The Corporate Reorganization may have adverse tax consequences.
We cannot be certain that an active trading market for our Common Stock will be sustained, and our stock price may fluctuate significantly.
There may be substantial changes in our stockholder base.
We may not continue the Trust’s historical practice of declaring cash dividends. We will evaluate whether to pay cash dividends on our Common Stock in the future and we cannot guarantee the timing, amount or payment of dividends, if any.
We may not continue the Trust’s historical practice of repurchasing outstanding equity of its holders. We will evaluate whether to repurchase our outstanding Common Stock in the future and we cannot guarantee the timing, amount or payment of share repurchases, if any.
State law and anti-takeover provisions could enable our Board to resist a takeover attempt by a third party and limit the power of our stockholders.
Our amended and restated certificate of incorporation designates the Court of Chancery of the State of Delaware or the U.S. District Court for the Northern District of Texas as the sole and exclusive forums for certain types of actions and proceedings that may be initiated by our stockholders, which could discourage lawsuits against the Company and our directors and officers.

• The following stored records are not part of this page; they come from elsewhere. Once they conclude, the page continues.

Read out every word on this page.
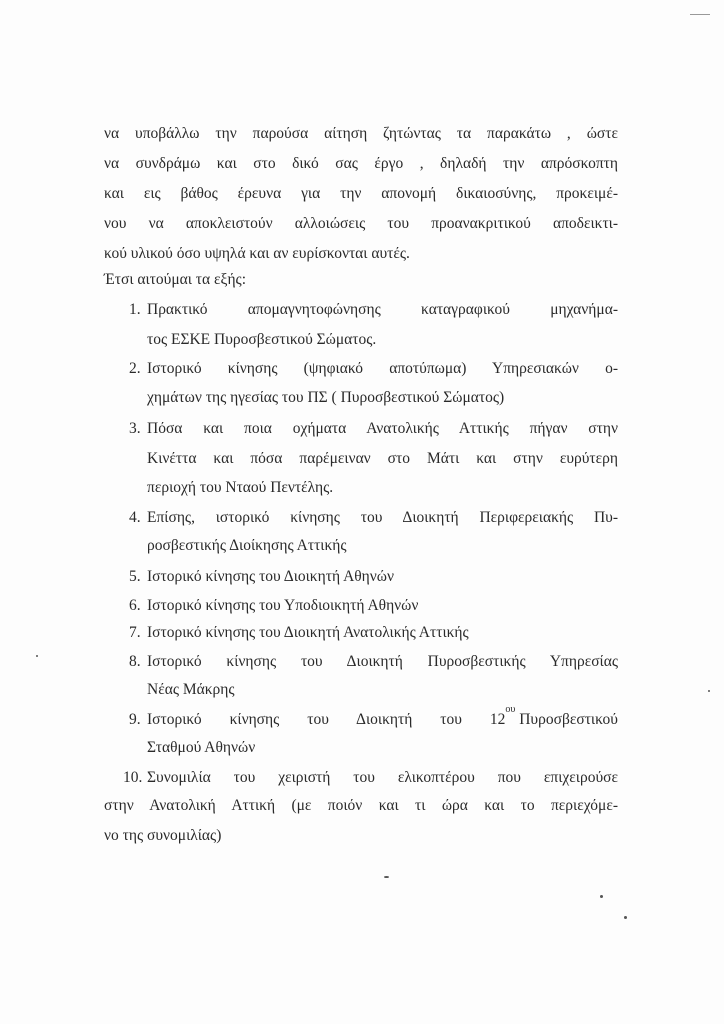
να υποβάλλω την παρούσα αίτηση ζητώντας τα παρακάτω , ώστε
να συνδράμω και στο δικό σας έργο , δηλαδή την απρόσκοπτη
και εις βάθος έρευνα για την απονομή δικαιοσύνης, προκειμέ-
νου να αποκλειστούν αλλοιώσεις του προανακριτικού αποδεικτι-
κού υλικού όσο υψηλά και αν ευρίσκονται αυτές.
Έτσι αιτούμαι τα εξής:
1. Πρακτικό απομαγνητοφώνησης καταγραφικού μηχανήμα-
τος ΕΣΚΕ Πυροσβεστικού Σώματος.
2. Ιστορικό κίνησης (ψηφιακό αποτύπωμα) Υπηρεσιακών ο-
χημάτων της ηγεσίας του ΠΣ ( Πυροσβεστικού Σώματος)
3. Πόσα και ποια οχήματα Ανατολικής Αττικής πήγαν στην
Κινέττα και πόσα παρέμειναν στο Μάτι και στην ευρύτερη
περιοχή του Νταού Πεντέλης.
4. Επίσης, ιστορικό κίνησης του Διοικητή Περιφερειακής Πυ-
ροσβεστικής Διοίκησης Αττικής
5. Ιστορικό κίνησης του Διοικητή Αθηνών
6. Ιστορικό κίνησης του Υποδιοικητή Αθηνών
7. Ιστορικό κίνησης του Διοικητή Ανατολικής Αττικής
8. Ιστορικό κίνησης του Διοικητή Πυροσβεστικής Υπηρεσίας
Νέας Μάκρης
9. Ιστορικό κίνησης του Διοικητή του 12
ου
Πυροσβεστικού
Σταθμού Αθηνών
10. Συνομιλία του χειριστή του ελικοπτέρου που επιχειρούσε
στην Ανατολική Αττική (με ποιόν και τι ώρα και το περιεχόμε-
νο της συνομιλίας)
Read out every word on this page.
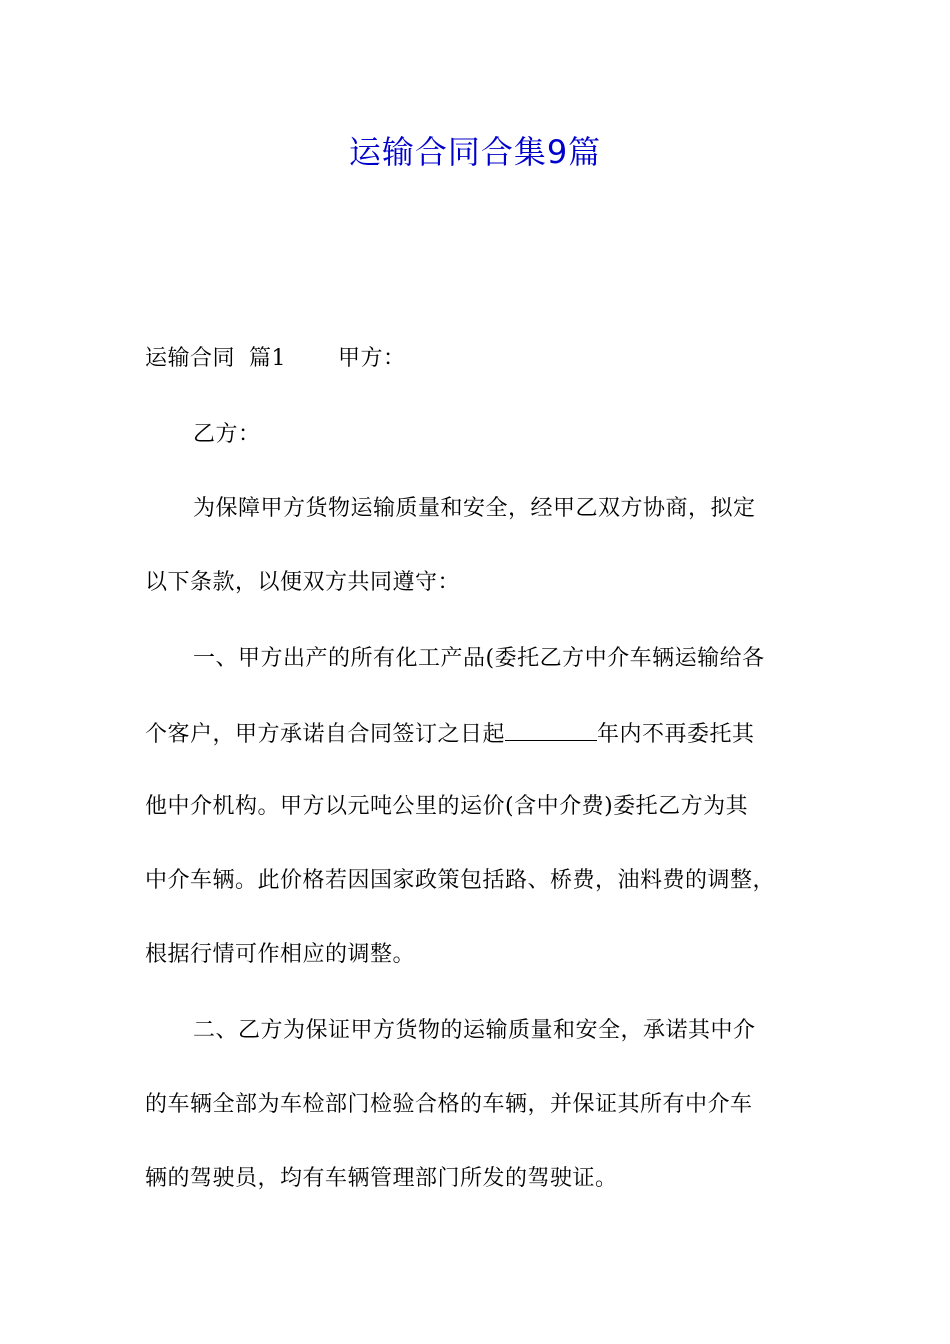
运输合同合集9篇
运输合同 篇1 甲方：
乙方：
为保障甲方货物运输质量和安全，经甲乙双方协商，拟定
以下条款，以便双方共同遵守：
一、甲方出产的所有化工产品(委托乙方中介车辆运输给各
个客户，甲方承诺自合同签订之日起	年内不再委托其
他中介机构。甲方以元吨公里的运价(含中介费)委托乙方为其
中介车辆。此价格若因国家政策包括路、桥费，油料费的调整，
根据行情可作相应的调整。
二、乙方为保证甲方货物的运输质量和安全，承诺其中介
的车辆全部为车检部门检验合格的车辆，并保证其所有中介车
辆的驾驶员，均有车辆管理部门所发的驾驶证。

Total revenues increased 9.9%, to $173.6 million for the three months ended September 30, 2024 compared to $158.0 million for the three months ended September 30, 2023. This increase in total revenues was principally related to a $9.8 million increase in water sales, a $7.3 million increase in oil and gas royalty revenue, and a $6.9 million increase in produced water royalties, partially offset by a decrease in easements and other surface-related income and land sales over the same period. Individual revenue line items are discussed below under “Segment Results of Operations.” Net income of $106.6 million for the three months ended September 30, 2024 was slightly higher than the comparable period of 2023 as a result of an increase in total revenues, partially offset by an increase in operating expenses, as discussed below.